Publié le par dans Sanction et discipline.

Lorsqu’une mise à pied est prononcée « à titre conservatoire », il est possible de prendre une sanction à l’encontre du salarié allant jusqu’au licenciement. Attention, vous devez pour cela en principe engager la procédure de licenciement sans tarder. Illustration avec une affaire récemment soumise à la Cour de cassation.

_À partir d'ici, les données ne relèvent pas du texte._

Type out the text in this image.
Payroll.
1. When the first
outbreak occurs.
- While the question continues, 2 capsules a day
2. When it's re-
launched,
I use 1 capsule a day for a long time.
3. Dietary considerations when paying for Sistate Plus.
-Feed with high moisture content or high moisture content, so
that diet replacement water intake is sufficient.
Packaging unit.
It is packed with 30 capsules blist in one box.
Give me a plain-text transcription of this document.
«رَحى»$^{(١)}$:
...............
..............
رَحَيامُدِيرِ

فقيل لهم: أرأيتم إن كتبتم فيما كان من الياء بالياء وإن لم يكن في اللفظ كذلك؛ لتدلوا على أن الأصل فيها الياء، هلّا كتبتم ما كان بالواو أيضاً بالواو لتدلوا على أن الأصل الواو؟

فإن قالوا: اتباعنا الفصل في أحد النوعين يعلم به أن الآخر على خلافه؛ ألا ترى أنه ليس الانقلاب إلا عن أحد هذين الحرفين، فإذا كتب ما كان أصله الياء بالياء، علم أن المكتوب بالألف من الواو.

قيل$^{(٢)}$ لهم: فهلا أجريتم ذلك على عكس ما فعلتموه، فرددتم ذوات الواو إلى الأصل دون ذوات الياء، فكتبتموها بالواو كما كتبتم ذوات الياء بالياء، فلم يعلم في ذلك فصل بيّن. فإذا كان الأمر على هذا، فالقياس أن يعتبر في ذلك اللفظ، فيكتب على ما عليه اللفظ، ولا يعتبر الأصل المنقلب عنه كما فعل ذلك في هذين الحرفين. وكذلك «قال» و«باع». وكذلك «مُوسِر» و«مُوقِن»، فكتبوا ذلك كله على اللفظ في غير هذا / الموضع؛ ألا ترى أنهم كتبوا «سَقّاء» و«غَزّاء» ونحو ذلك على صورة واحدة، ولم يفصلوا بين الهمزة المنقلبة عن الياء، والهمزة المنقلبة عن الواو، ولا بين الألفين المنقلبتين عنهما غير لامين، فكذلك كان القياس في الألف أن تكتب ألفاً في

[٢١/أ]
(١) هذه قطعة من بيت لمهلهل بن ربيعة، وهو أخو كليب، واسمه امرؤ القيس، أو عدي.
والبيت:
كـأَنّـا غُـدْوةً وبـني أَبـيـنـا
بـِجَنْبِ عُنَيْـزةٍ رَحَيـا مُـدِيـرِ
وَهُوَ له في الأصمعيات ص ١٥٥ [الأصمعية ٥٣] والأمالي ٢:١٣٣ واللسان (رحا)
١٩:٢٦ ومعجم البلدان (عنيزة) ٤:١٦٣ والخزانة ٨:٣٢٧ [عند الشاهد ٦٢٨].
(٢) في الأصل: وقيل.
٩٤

Mise à pied d’un salarié : distinguer le caractère conservatoire ou disciplinaire

Il existe deux formes de mise à pied :

  • la mise à pied disciplinaire ;
  • la mise à pied conservatoire.

La mise à pied disciplinaire est une véritable sanction. Vous suspendez le contrat de travail de votre salarié pendant plusieurs jours : il ne vient pas travailler et il n’est pas rémunéré.

La mise à pied disciplinaire doit comporter obligatoirement une date de début et de fin et sa durée ne doit pas dépasser quelques jours (en règle générale 5 jours ouvrés maximum) fixés selon la gravité des faits reprochés.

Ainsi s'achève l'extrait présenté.